Ever since it cratered down to nearly 34 percent below its February 19 record high, on March 23, the S&P 500 has had itself a nice little bounce. As of the market close on April 16 the index was back to trading only 17.3 percent off the February high, thus recovering about half of its losses. What accounts for this giddy optimism among traders, given that we are still square in the middle of a health crisis and a resulting economic crisis where we still do not have a good sense of how long the bridge is from here to the other side, when things start to attempt a return to normal?
Part of the answer may simply be in how the mechanics of the market have evolved, and in particular the short term, speculative money that accounts for up to 70 percent of the total share volume on any given day. This evolution has given rise to a belief among a certain set of professional market observers (including ourselves) that, rather than being a diffuser of risk through the efficient and rational process of price discovery – which is what all the finance textbooks say is supposed to happen – the market today is actually an amplifier of risk. Consider the speed by which the S&P 500 fell during a span of just days in March. Even more so, consider how wildly the prices of investment grade bond ETFs went off the rails in that same time frame. Amplification, not diffusion, of risk. We don’t have time today to dwell in more detail about the economic problem this presents, but you will certainly be hearing more from us about it.
Reality Bites Back
Now the optimistic sentiment driving prices over the past several weeks has some hard data to contend with in the form of earnings, which are just starting to come in for Q1 2020 results. In the chart below you can see the S&P 500 price trend along with the P/E ratio for estimated next twelve months’ earnings.
To understand what should give investors pause in the above chart we need to understand the math of valuation ratios. It is quite straightforward: price is the numerator, earnings are the denominator. The P/E ratio goes up – i.e. valuations become more expensive – either with the numerator going up or the denominator going down or both. Right now “both” is the word of the day. To put it another way: valuations based on expected next twelve months’ earnings are very close to where they were before the coronavirus crisis hit. Moreover, as you can also see from the green line in the chart, valuations earlier this year were already very expensive relative to any time in the past two years.
Does that make any sense? At the beginning of this year the consensus forecast of securities analysts who make these forecasts for a living predicted that S&P 500 earnings would rise by about 10 percent in 2020. That forecast has been revised down, and now earnings for the year are expected to fall by 12 percent. That’s what accounts for much of that spike in valuation ratios. But given what we know now – and perhaps more importantly what we don’t know now about demand and supply variables in the economy for the next year – does it make sense for valuations to be at the same giddy levels they were at before anyone even knew where Wuhan, China was?
Now For the Hard Data
And that chart doesn’t even fully do justice to how fragile these valuation spikes appear. As of today less than 10 percent of companies on the S&P 500 have reported their Q1 earnings. So the estimates that make up that P/E trend line have only been partially incorporated into the overall outlook. Now consider below a similar chart showing one company – JPMorgan Chase – that already has reported its Q1 earnings.
Here you see what happens when projections are updated to account for the company’s latest take on their year-ahead prospects.

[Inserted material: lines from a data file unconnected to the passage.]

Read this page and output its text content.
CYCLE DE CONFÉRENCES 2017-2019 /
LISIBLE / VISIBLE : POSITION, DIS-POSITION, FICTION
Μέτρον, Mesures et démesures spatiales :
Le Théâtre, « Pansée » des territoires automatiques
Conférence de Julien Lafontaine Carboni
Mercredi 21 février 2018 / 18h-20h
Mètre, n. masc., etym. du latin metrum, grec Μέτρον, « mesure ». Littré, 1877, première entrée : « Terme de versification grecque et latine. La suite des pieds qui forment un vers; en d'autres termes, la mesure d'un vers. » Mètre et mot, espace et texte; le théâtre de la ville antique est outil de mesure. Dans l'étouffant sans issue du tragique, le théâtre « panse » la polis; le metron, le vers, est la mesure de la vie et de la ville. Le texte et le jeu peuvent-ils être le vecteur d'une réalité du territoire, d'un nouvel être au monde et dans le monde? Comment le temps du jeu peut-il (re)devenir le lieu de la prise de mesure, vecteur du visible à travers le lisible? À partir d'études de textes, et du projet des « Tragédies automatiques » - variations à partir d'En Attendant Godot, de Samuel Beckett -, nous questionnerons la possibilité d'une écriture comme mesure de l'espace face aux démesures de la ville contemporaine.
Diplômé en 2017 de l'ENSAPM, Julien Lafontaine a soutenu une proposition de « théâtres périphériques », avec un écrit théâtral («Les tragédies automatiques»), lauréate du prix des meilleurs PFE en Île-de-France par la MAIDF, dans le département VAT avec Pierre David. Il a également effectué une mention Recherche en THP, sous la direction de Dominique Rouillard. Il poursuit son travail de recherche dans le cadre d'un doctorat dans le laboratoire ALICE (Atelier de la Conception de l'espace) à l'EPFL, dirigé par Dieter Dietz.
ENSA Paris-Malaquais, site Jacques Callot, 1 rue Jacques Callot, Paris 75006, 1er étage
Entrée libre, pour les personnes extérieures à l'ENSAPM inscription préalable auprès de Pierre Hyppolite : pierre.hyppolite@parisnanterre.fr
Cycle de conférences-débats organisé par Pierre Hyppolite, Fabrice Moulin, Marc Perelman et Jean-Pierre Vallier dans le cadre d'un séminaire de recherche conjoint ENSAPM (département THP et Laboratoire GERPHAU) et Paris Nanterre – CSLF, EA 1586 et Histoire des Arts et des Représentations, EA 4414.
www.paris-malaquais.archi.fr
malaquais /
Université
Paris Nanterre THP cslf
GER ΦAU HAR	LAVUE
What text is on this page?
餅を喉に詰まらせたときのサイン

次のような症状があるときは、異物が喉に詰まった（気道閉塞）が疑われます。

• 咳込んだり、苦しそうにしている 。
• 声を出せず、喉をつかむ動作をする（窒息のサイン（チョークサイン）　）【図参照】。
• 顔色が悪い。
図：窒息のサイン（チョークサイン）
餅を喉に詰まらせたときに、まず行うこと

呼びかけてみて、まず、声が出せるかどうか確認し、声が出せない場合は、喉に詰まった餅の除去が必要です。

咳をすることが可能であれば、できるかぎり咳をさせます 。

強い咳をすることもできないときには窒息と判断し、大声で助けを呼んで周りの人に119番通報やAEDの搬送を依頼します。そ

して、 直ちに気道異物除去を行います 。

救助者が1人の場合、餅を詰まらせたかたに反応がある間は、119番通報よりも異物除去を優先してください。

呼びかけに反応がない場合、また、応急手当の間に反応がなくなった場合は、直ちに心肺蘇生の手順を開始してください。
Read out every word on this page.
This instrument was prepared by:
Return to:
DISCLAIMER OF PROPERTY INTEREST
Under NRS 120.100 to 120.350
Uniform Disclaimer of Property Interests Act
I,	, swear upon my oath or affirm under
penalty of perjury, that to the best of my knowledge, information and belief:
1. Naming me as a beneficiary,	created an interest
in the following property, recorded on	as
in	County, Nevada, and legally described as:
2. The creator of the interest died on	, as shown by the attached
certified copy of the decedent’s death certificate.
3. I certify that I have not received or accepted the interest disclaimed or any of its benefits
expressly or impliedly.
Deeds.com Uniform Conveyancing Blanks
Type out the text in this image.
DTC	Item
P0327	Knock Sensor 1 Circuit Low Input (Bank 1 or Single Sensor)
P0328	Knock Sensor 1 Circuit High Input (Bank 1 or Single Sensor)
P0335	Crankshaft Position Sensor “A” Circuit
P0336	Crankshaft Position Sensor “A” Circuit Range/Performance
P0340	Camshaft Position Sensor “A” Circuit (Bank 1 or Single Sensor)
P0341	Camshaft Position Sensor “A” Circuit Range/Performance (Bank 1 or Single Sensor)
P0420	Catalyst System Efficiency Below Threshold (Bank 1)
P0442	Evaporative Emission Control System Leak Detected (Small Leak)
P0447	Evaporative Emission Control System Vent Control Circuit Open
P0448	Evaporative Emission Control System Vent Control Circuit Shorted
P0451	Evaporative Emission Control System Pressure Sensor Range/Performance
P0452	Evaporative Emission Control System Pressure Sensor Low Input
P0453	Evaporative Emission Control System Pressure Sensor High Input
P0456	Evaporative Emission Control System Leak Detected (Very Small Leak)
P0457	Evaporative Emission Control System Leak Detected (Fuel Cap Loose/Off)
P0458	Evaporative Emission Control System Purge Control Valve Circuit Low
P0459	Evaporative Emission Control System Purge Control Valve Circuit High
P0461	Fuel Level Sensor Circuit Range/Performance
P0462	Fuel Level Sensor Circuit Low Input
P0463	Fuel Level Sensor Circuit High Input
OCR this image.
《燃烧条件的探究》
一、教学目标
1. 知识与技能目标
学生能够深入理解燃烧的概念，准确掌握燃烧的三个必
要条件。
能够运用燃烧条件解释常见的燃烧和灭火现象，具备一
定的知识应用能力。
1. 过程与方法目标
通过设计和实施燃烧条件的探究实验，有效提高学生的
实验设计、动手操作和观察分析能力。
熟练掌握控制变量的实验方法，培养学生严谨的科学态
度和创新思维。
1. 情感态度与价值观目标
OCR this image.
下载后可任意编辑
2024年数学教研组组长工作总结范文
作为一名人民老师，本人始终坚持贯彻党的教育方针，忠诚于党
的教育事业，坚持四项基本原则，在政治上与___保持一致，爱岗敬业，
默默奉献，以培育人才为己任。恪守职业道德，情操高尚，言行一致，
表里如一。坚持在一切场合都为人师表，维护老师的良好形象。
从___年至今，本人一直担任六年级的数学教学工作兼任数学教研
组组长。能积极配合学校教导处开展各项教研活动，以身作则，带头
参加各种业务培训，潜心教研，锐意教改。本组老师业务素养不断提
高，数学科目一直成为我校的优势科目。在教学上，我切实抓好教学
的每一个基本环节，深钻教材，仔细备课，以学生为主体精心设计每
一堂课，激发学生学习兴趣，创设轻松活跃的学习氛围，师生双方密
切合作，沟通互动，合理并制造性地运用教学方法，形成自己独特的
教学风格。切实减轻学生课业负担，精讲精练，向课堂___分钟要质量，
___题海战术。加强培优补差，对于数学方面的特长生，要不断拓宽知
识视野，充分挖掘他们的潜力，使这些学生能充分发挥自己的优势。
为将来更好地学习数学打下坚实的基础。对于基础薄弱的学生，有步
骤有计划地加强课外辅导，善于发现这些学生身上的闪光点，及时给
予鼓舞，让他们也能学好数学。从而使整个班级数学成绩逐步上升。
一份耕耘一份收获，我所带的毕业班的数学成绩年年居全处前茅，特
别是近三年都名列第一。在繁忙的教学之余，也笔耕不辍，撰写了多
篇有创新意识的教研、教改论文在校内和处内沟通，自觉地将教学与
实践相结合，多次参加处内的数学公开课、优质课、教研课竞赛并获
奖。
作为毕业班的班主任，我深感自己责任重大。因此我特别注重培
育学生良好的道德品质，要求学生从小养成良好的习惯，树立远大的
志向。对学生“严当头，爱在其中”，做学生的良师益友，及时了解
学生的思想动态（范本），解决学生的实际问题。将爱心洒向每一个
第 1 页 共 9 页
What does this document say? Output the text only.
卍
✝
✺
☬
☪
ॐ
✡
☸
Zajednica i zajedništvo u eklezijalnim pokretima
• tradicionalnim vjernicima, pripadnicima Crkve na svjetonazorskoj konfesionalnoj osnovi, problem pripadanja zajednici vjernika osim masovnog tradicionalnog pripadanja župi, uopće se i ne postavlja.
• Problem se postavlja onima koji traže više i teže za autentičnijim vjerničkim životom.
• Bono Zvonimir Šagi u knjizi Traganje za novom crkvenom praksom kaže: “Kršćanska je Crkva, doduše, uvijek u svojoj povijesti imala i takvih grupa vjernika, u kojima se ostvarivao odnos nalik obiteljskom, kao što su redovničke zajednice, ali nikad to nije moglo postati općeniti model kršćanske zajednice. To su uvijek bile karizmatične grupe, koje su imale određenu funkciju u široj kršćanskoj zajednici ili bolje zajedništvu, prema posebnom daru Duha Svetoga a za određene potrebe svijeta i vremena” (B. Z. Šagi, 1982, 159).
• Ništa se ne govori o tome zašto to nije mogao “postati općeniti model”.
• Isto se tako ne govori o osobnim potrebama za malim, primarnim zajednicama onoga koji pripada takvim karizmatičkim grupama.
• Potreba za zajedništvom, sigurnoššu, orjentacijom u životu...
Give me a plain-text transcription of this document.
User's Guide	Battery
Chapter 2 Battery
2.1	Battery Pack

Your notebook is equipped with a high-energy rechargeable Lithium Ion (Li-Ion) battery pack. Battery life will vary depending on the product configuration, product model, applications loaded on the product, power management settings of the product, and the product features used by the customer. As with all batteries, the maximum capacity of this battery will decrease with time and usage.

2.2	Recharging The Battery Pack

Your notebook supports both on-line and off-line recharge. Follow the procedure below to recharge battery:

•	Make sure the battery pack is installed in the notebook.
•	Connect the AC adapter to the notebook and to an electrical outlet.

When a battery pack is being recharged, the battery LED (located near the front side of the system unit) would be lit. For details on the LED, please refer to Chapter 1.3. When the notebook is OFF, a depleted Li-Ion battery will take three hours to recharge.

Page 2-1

Many companies, including JP Morgan, are not giving the same specific detail on their earnings outlook as they normally do – because of how foggy the view is. But Jamie Dimon, the JPMorgan CEO, was blunt in his expectation of an extremely severe recession in the months ahead and uncertainty as to what the recovery will look like on the other side. When analysts work these expectations into their valuation models, what results is the kind of stratospheric P/E ratio you see in the chart above.
Collectively, investors are by nature a bullish lot. It’s natural – you don’t invest your hard-earned money into the market because you think the world’s on a permanent road to nowhere. So it has not been entirely unsurprising to watch the sentiment evolve over the past couple weeks, looking to hang its hat on any piece of news suggesting that things may be improving. We certainly are cheering on every iota of success coming out of early clinical trials for vaccines and other drugs to fight this virus, and hoping that we will see another round of fiscal relief to help households and businesses bridge the gap between here and the other side of the crisis. But we also believe there will be many hills to climb before we get there. For now, valuations suggesting that we can start acting as if all is normal again are, in our opinion, way too premature.